Go to the PAI-Quota metrics page.
In the row of the target metric, choose Actions > Get Metric Data.

In OpenAPI Explorer, configure the following key parameters and leave the others at their default settings. For more information about the parameters, see DescribeMetricList.
Parameter
Description
Namespace
Set this to
acs_pai_quota.MetricName
The name of the metric to query. For example,
QUOTA_CPU_REQUEST.StartTime
The start of the time range for the query. For example, 2024-05-15 00:00:00.
EndTime
The end of the time range for the query. For example, 2024-05-28 00:00:00.
NoteThe time range between StartTime and EndTime cannot exceed 31 days.
After you configure the parameters, click Initiate Call to view the metric data for the specified time range.
Use ARMS
Application Real-Time Monitoring Service (ARMS) is an Alibaba Cloud-native observability platform. With ARMS, you can create a custom Grafana dashboard for PAI-Quota and configure Prometheus alert rules to monitor its metric data. For more information, see What is ARMS?.
Billing
Fees may be incurred when you use ARMS. For detailed billing information, see ARMS billing.
Integrate monitoring data
Follow these steps:
-
Log on to the ARMS console.
In the left-side navigation pane, click Integration Center.
On the Integration Center page, click the Artificial Intelligence tab on the left, and then click Alibaba Cloud PAI-Quota Service.

(Optional) In the panel that appears, you can preview the monitoring dashboard and review the collected metrics and alert rule templates.
Preview
Click the Preview tab to view the metrics dashboard.

Collect metrics
Click the Collect Metrics tab to view the list of collected metrics.

Alert rule template
Click the Alert Rule Template tab to view the predefined alert rule templates.

On the Start integration tab, configure the following parameters and click OK.
Parameter
Description
Select region for data storage
Select the region where you want to store the data.
Integration name
Configure an integration name for the service as prompted on the console.
Integrating the PAI-Quota monitoring data takes about 1 to 2 minutes.
After the integration is complete, you can click Integration Management to view details of the integrated environment.
View the Grafana dashboard
Log on to the ARMS console. In the left-side navigation pane, choose Integration Management. On the Integrated Environments > Cloud Service Environment tab, click the name of the environment.
On the Component Management tab, click Dashboard in the Addon Type section to view the built-in Grafana dashboard.
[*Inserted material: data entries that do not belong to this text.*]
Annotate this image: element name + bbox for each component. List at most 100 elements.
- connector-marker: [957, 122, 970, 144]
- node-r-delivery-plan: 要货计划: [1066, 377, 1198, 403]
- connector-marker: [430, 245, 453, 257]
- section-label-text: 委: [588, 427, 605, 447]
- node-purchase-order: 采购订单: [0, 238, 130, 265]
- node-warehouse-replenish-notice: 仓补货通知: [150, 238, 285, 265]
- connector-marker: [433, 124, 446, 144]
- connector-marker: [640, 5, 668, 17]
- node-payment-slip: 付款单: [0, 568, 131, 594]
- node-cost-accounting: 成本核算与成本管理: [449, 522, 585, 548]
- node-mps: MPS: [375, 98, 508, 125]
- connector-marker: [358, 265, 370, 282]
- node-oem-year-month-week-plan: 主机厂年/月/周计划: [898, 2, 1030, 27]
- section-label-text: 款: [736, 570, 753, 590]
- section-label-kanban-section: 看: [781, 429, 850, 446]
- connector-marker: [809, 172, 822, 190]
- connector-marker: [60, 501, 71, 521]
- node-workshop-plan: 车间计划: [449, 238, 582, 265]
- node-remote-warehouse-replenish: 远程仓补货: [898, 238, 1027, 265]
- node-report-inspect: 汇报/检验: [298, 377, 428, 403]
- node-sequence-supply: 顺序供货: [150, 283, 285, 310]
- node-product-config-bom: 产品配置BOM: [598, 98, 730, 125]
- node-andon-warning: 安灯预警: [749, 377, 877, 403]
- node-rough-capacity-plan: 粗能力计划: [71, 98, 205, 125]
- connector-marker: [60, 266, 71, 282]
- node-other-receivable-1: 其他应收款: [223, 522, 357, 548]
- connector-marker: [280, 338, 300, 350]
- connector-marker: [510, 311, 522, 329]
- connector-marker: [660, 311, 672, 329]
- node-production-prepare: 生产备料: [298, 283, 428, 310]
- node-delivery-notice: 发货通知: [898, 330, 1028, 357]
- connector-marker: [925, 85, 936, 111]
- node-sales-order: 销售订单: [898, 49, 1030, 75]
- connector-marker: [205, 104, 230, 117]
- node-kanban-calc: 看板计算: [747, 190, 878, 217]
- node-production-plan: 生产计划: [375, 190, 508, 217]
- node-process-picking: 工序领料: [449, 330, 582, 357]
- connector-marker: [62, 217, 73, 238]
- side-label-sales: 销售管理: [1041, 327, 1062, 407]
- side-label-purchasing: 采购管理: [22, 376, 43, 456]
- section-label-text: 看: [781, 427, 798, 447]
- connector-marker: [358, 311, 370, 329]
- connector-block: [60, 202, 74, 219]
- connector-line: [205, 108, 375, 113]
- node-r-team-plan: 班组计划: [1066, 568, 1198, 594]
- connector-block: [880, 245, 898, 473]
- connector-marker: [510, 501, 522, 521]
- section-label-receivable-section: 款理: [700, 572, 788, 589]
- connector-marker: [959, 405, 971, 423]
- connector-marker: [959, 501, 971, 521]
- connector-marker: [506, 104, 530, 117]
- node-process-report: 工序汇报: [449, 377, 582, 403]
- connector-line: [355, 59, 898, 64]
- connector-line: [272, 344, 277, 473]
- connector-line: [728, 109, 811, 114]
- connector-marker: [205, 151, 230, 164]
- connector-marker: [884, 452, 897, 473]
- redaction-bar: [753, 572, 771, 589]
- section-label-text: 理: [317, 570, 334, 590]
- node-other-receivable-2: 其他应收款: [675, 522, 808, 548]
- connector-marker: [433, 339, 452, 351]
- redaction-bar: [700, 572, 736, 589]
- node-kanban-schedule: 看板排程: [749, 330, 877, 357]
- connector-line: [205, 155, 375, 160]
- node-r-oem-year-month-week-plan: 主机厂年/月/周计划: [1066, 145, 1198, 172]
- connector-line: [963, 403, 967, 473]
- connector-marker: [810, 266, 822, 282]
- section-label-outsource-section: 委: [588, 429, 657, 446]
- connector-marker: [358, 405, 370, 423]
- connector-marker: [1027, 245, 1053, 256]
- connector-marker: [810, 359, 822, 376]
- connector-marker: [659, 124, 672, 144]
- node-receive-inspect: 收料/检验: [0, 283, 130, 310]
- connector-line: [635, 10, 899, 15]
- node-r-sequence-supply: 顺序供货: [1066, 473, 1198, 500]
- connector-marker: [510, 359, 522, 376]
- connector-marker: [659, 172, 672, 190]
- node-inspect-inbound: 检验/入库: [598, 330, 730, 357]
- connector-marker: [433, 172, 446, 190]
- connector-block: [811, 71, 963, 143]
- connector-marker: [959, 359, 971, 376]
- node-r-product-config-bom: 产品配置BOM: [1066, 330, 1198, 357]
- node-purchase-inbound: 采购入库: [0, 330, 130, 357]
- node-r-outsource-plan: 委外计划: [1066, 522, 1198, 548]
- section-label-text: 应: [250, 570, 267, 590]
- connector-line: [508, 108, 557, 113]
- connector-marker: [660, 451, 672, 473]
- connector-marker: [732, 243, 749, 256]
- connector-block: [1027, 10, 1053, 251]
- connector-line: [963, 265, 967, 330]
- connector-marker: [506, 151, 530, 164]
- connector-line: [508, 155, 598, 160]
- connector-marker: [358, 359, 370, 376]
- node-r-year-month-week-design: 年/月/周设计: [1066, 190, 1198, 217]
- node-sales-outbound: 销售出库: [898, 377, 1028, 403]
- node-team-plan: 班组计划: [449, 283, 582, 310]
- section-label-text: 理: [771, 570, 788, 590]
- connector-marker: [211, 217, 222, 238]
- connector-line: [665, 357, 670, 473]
Click the dashboard name to view the monitoring dashboard.

Configure Prometheus alerts
You can configure monitoring alerts by using Prometheus. Follow these steps:
Log on to the ARMS console. In the left-side navigation pane, choose Integration Management. On the Integrated Environments > Cloud Service Environment tab, click the name of the environment.
On the Component Management page, click Alert Rule in the Addon Type section to view the built-in alert rules.

The built-in alert rules generate alert events but do not send notifications. You can configure notifications to be sent to email or other platforms by using one of the following two methods:
Configure a notification policy to define matching rules for alert events. When a rule is triggered, the system sends an alert to the specified contact using your chosen method. For more information, see Notification policies.
Edit an alert rule to configure its notification method.

On the page for editing a Prometheus alert rule, you can also customize alert conditions, duration, content, and notifications. For detailed configuration information, see Create a Prometheus alert rule.